Como referiu o Papa Paulo VI, «a Paz que põe termo a um conflito é habitualmente uma imposição, um acto de prepotência e um jugo, a que a parte mais fraca e que sucumbe se vê forçada a submeter-se; mas, isso não passa, muitas vezes, de um adiar a desforra que virá mais tarde e de uma aceitação do estatuto protocolar, que serve a disfarçar a hipocrisia de corações que continuam a ser inimigos. Nesta Paz, muito frequentemente fictícia e instável, falta a solução completa do conflito; quer dizer, falta o perdão, falta a renúncia do vencedor às vantagens alcançadas, vantagens que humilham e tornam o vencido inevitavelmente infeliz; por outro lado, falta também ao vencido a força de ânimo para a reconciliação. Paz sem clemência, como se pode chamar Paz ? Paz cheia de espirito de vingança, como pode ela ser verdadeira? De um e de outro lado é necessário o apelar para aquela justiça superior que é o perdão: é este, efectivamente, que reduz a nada as questões insolúveis de prestígio e torna possível outra vez a amizade» (mens. de paz de 1970).

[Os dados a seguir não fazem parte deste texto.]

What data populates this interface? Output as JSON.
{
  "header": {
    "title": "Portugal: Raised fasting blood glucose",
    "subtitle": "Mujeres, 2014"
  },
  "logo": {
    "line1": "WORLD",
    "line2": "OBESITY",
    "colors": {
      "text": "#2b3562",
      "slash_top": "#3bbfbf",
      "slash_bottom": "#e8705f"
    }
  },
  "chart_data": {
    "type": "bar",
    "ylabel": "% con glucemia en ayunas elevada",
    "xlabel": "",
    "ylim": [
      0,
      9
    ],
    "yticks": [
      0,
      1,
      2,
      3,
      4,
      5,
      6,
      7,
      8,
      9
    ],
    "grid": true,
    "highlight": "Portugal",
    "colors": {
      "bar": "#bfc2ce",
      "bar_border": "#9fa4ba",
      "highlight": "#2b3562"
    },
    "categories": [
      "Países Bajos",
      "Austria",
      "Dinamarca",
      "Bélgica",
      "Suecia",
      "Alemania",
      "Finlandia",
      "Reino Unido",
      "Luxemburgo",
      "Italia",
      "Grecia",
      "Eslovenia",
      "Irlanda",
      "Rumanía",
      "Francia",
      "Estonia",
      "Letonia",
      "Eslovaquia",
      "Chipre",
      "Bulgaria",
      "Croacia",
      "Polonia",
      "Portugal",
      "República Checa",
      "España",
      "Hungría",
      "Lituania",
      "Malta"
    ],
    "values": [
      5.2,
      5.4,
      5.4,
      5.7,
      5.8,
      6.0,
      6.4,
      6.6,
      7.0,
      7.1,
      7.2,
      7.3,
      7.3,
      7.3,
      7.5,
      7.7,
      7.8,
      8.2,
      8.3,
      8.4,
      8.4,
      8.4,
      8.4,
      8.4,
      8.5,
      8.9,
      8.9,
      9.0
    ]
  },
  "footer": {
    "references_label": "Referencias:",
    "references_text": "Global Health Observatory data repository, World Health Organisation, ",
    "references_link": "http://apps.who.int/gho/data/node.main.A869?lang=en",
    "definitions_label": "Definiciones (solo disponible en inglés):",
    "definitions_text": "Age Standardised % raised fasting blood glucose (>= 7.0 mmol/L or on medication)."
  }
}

Então oferecei o perdão e recebereis a paz. É tempo de nos decidirmos a empreender, juntos e de ânimo firme, uma verdadeira peregrinação de paz, cada qual a partir da situação concreta em que se encontra. As dificuldades são, por vezes, demasiado grandes: a proveniência étnica, a língua, a cultura, a crença religiosa constituem frequentemente uma série de obstáculos. Caminhar juntos, quando sobre os ombros pesam experiências traumatizantes ou mesmo divisões seculares, não é empresa fácil. Surge então a pergunta: Que estrada seguir? Que ponto de orientação tomar? São muitos, certamente, os factores que podem influir favoravelmente no restabelecimento da paz, salvaguardando os imperativos da justiça e da dignidade humana. Mas nenhum processo de paz poderá jamais ter início, se não maturar nos homens uma atitude de sincero perdão. Sem este, as feridas continuam a sangrar, alimentando ao longo de sucessivas gerações um rancor sem fim, que é fonte de vingança e causa de sempre mais ruínas. O perdão oferecido e aceite é a premissa indispensável para caminhar rumo a uma paz autêntica e estável (mens. de Paz de 1997).
O vosso país está a viver momentos cruciais para a recta definição do seu futuro. Que ninguém desanime perante as inevitáveis dificuldades. O Senhor há de ajudar-vos a realizar a reconstrução das consciências e da fraternidade social. Que Deus abençoe o presente e o futuro desta querida Nação (visita a Angola, 1992).